Кто ж из них предатель? С досады Данька швырнул землей в кладбищенского воробья. Сидя на могильном кресте, тот взлохматил перья на тщедушном тельце и казался приличной мишенью. Но эта видимость не помогла хлопцу попасть в цель, и воробей-обманщик улетел. А в человеке Даньке никак нельзя ошибиться. Тогда не только он, но и остальные Мстители могут погибнуть.
Темнота опустилась на станину, и Даниил решительно поднялся с земли. Избегая улиц, огородами пробрался он к деревенской церкви.
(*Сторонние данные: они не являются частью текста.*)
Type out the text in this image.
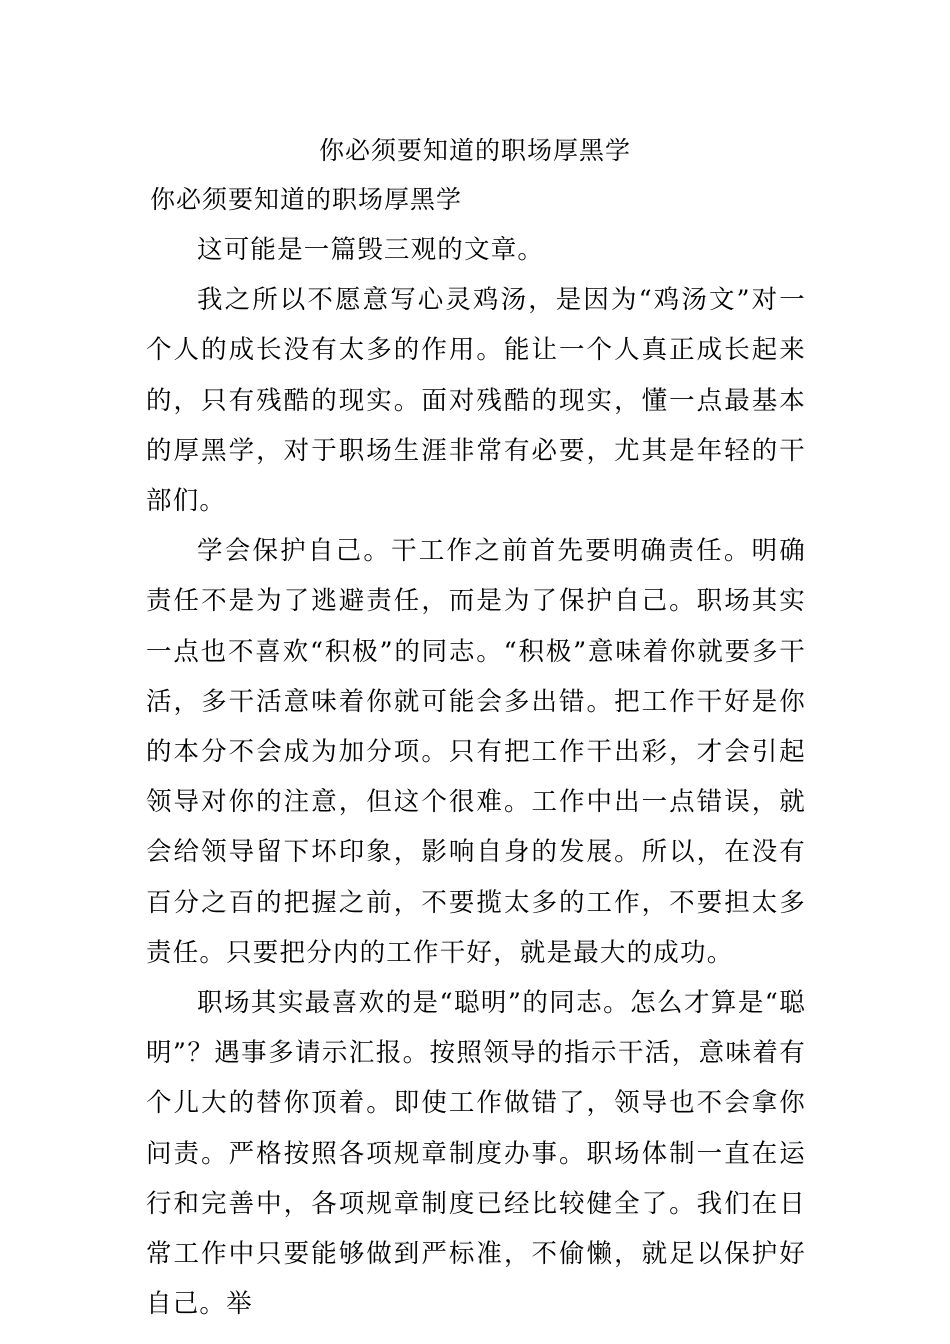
你必须要知道的职场厚黑学
你必须要知道的职场厚黑学

这可能是一篇毁三观的文章。

我之所以不愿意写心灵鸡汤，是因为“鸡汤文”对一个人的成长没有太多的作用。能让一个人真正成长起来的，只有残酷的现实。面对残酷的现实，懂一点最基本的厚黑学，对于职场生涯非常有必要，尤其是年轻的干部们。

学会保护自己。干工作之前首先要明确责任。明确责任不是为了逃避责任，而是为了保护自己。职场其实一点也不喜欢“积极”的同志。“积极”意味着你就要多干活，多干活意味着你就可能会多出错。把工作干好是你的本分不会成为加分项。只有把工作干出彩，才会引起领导对你的注意，但这个很难。工作中出一点错误，就会给领导留下坏印象，影响自身的发展。所以，在没有百分之百的把握之前，不要揽太多的工作，不要担太多责任。只要把分内的工作干好，就是最大的成功。

职场其实最喜欢的是“聪明”的同志。怎么才算是“聪明”？遇事多请示汇报。按照领导的指示干活，意味着有个儿大的替你顶着。即使工作做错了，领导也不会拿你问责。严格按照各项规章制度办事。职场体制一直在运行和完善中，各项规章制度已经比较健全了。我们在日常工作中只要能够做到严标准，不偷懒，就足以保护好自己。举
Вдоль стены проскользнул до боковой двери и, нащупав за поясом револьвер, толкнул створку. Внутри храма царил полумрак, мягкий свет свечей и лампад позволял отчетливо видеть только алтарь и небольшое пространство вокруг. Данька осторожно пошел вперед. Вдруг открылась противоположная дверь и подросток спрятался, прильнув к внутренней перегородке, ограждающей алтарь. Человек вошел и, уловив движение, спросил:
— Кто тут?
— Это я, отец Микола, — отозвался хлопец на знакомый голос.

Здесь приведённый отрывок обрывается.